Of course, we had many years when the returns from investments and the income from classified and page ads were over our expectations. We were ahead of budget for many, many years. We built reserves for the years when things weren't as good. My view on 2008 and 2009 is that we've had some difficult years, like the overall economy, but that's why we built reserves into the system.
We continue to work closely with sponsors because those outside sources of income are extremely important to the AVMA. They've been very supportive of the veterinary profession in the past, and we expect no different in the future.
How did the AVMA approach cutting costs?
The general approach was to take a look at the overriding expenses for the AVMA. Everything was on the table. Each division of the AVMA did a great job in coming up with things that maybe we don't need to do while we're going through some tougher economic times. The budget proposal went to the Budget and Financial Review Committee—which reviewed the proposal line by line, program by program, division by division. Then the recommendations from that committee went to the full board in April.
The Publications Division is changing the paper that the AVMA uses for printing the journals to reduce costs. It's a lighter paper, so it also will reduce our postage expenses. The Convention and Meeting Planning Division has done a good job finding economies in putting on the convention. The Convention Management and Program Committee tried to make sure to have the highest quality speakers, but not necessarily the same quantity.
The Executive Board spent a great deal of time trying to evaluate what travel is essential. In addition to the expense of travel is the time commitment of our volunteer leadership. How do we more efficiently and effectively travel as an association and still carry out our mission and goals? Can committees, councils, and task forces conduct business without holding face-to-face meetings each time? In response to these questions, the board made substantial changes to travel policies for volunteers and staff members. The changes will not only reduce the expense of travel but also allow us to use our time more efficiently.

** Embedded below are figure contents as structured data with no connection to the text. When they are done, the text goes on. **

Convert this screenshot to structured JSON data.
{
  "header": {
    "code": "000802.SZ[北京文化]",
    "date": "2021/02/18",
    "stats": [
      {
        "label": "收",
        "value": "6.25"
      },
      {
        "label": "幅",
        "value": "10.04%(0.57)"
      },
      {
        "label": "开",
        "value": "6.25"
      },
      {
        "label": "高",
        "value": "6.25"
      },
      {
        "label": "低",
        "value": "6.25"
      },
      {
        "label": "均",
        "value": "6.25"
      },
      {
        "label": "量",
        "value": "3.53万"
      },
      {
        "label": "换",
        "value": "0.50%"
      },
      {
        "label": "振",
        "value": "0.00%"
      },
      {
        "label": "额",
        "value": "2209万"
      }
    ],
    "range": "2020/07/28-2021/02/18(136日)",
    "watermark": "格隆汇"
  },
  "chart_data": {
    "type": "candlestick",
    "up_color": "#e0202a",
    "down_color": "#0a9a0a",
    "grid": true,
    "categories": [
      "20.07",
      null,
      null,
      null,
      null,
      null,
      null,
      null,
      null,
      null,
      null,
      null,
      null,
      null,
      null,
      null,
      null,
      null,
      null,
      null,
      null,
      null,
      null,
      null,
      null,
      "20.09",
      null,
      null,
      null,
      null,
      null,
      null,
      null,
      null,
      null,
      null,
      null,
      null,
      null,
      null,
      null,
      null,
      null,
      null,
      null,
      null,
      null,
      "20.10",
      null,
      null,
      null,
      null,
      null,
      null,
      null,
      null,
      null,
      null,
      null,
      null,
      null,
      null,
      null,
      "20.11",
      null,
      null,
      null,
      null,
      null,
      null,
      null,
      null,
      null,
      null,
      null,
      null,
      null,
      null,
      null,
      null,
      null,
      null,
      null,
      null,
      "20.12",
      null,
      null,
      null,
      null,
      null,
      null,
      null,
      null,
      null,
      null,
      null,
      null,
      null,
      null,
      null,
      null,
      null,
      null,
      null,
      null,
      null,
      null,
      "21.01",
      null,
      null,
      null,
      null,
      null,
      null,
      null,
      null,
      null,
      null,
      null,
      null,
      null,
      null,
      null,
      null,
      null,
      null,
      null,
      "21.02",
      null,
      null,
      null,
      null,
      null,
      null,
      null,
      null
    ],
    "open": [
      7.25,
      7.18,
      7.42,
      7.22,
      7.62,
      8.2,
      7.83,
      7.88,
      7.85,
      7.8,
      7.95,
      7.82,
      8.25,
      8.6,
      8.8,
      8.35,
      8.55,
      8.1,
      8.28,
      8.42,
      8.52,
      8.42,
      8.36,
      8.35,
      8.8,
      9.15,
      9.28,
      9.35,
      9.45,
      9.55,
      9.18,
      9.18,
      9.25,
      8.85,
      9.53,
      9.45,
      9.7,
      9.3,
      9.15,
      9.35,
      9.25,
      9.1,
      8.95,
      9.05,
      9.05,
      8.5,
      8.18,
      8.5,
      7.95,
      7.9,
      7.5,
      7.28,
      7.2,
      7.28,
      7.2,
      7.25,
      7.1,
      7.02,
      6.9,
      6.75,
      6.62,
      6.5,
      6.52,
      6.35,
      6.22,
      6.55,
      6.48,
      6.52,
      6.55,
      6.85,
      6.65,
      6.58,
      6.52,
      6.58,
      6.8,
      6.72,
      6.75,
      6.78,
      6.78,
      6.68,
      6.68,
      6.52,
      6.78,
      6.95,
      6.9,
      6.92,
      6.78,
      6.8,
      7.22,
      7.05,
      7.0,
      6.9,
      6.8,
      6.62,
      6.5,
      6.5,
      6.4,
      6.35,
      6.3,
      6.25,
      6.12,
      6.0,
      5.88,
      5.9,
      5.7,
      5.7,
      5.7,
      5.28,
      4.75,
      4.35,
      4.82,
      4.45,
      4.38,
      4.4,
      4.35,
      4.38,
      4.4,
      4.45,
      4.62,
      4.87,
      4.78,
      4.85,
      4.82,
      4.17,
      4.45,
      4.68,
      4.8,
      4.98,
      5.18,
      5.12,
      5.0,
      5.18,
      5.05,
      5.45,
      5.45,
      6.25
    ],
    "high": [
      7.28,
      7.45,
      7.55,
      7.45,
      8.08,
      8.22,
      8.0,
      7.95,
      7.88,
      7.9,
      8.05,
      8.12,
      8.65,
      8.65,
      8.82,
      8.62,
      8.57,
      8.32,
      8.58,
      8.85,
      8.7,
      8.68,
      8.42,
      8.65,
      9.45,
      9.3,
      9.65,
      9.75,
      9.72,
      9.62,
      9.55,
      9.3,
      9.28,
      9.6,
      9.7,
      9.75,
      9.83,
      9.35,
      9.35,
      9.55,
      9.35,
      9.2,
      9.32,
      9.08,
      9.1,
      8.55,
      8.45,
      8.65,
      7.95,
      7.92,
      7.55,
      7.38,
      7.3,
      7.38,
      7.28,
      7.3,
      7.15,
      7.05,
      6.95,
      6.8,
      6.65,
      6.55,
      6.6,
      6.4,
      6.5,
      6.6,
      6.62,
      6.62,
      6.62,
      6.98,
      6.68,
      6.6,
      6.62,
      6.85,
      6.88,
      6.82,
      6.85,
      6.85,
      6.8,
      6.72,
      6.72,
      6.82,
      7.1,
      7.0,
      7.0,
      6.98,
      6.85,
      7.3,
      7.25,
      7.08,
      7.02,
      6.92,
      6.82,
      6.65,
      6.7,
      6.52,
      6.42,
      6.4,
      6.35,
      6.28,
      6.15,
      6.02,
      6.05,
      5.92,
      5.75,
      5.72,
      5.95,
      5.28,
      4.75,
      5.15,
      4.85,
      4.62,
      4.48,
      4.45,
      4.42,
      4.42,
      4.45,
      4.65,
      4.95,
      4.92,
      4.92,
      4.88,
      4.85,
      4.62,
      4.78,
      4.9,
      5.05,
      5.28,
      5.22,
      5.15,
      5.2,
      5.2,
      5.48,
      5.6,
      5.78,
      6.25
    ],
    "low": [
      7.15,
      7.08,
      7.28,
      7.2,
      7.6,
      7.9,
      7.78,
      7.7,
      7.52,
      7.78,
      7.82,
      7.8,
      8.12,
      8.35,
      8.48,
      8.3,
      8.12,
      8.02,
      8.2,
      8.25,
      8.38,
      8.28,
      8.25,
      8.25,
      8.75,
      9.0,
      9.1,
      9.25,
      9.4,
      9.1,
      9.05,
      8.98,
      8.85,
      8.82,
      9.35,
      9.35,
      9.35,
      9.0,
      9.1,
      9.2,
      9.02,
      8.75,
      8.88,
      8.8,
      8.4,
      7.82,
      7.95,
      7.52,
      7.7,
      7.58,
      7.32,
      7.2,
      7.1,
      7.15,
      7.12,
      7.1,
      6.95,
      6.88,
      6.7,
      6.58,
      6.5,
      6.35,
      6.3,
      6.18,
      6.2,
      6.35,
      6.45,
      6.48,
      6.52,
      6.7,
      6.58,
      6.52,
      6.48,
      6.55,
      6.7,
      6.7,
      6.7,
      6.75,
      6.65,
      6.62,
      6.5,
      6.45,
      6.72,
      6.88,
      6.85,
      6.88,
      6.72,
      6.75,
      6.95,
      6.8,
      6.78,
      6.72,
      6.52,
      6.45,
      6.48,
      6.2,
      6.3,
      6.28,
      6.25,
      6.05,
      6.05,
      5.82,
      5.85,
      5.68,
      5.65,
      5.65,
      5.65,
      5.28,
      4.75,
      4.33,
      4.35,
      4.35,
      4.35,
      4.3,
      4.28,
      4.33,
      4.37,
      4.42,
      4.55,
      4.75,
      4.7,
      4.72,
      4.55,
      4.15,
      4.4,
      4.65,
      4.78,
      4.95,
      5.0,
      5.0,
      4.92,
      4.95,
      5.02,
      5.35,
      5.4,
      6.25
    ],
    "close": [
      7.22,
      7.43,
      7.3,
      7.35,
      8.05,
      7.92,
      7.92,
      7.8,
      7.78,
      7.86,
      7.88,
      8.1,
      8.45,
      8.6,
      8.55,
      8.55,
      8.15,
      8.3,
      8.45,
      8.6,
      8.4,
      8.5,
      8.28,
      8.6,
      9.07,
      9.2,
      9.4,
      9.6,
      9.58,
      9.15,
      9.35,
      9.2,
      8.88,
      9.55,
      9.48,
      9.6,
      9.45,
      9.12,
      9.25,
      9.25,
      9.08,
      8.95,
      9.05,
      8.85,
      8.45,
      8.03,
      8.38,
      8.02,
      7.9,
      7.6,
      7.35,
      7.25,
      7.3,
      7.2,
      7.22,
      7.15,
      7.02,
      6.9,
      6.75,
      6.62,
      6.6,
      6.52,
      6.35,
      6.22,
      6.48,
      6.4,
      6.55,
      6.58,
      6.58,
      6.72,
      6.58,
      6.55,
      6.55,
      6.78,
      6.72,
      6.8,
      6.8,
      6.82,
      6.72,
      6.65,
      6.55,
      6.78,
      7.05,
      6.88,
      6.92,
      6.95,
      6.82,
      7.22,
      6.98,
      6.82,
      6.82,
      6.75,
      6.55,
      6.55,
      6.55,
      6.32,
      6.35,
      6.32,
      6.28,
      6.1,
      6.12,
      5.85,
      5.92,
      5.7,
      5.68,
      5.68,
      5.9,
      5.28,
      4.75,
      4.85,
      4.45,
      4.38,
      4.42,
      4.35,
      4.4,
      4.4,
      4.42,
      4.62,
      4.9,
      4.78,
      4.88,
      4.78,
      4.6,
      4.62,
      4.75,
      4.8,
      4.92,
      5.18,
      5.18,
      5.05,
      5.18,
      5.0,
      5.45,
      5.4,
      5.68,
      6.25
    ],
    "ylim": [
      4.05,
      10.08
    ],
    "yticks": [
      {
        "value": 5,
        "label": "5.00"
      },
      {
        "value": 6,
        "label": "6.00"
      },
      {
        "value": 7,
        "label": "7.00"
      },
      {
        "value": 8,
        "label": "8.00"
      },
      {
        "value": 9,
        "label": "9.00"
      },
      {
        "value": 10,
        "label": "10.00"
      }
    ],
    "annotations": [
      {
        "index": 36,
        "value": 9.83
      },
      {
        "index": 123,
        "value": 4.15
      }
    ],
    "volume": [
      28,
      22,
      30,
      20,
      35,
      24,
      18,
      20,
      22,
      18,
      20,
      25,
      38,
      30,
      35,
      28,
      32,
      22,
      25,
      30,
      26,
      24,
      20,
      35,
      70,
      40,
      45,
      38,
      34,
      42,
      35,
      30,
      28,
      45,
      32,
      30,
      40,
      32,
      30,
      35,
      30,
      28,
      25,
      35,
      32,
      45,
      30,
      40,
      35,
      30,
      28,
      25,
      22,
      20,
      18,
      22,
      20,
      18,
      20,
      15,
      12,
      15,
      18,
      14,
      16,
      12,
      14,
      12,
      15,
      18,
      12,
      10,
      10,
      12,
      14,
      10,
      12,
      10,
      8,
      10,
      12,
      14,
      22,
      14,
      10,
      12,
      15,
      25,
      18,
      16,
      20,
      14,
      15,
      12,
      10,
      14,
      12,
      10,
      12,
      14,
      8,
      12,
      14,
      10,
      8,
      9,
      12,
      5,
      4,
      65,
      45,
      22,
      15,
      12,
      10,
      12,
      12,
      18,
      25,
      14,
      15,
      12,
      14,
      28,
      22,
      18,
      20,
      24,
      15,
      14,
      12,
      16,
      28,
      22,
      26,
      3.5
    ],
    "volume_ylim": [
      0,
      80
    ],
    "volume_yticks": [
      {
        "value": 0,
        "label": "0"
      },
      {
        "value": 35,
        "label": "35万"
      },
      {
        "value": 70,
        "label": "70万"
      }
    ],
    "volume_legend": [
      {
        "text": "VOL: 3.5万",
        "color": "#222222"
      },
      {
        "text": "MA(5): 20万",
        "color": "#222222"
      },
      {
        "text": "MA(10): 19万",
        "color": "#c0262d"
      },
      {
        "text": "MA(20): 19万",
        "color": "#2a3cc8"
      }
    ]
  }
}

Hiring staff, in my view, is the prerogative of CEO W. Ron DeHaven. The AVMA is filling only mission-critical positions during these economic times. It's important for us to make sure we're properly staffed so we can cover those issues that are important for our members. Staffing is constantly being evaluated by Dr. DeHaven and the board. Recently, we also revisited the health care plan for employees and changed that offering to reduce costs.
How do you think the investment policy has served the AVMA? How do you feel about drawing down the reserves?
The investment policy has worked out really well. Of course, we're in a down period now, so we're seeing the downside. On the other hand, we had years when the investment policy was very good for us. We're going to see fluctuations in markets—which is why I think it's important that we maintain about 60 percent of our income from dues, that we are not relying on the market to run the AVMA.
We have the reserves for when times are difficult. The Executive Board has a policy that says we are to maintain between 50 percent and 150 percent of the AVMA's operating expenses in reserves. Over the years, we've run about 100 percent, a standard for association management. In the last year or so, yes, we've dropped under 100 percent. The last figures I saw were right around 75 percent. But as things improve in the future, we expect that to come back up.
Only about a third of our reserves is in equities in the marketplace right now, in long-term investments, and we've moved the rest into cash and cash equivalents. We made those adjustments as the market has changed to make sure we haven't unnecessarily exposed ourselves. We're hopeful that this economy turns around, but we're prepared if it does not in the near term.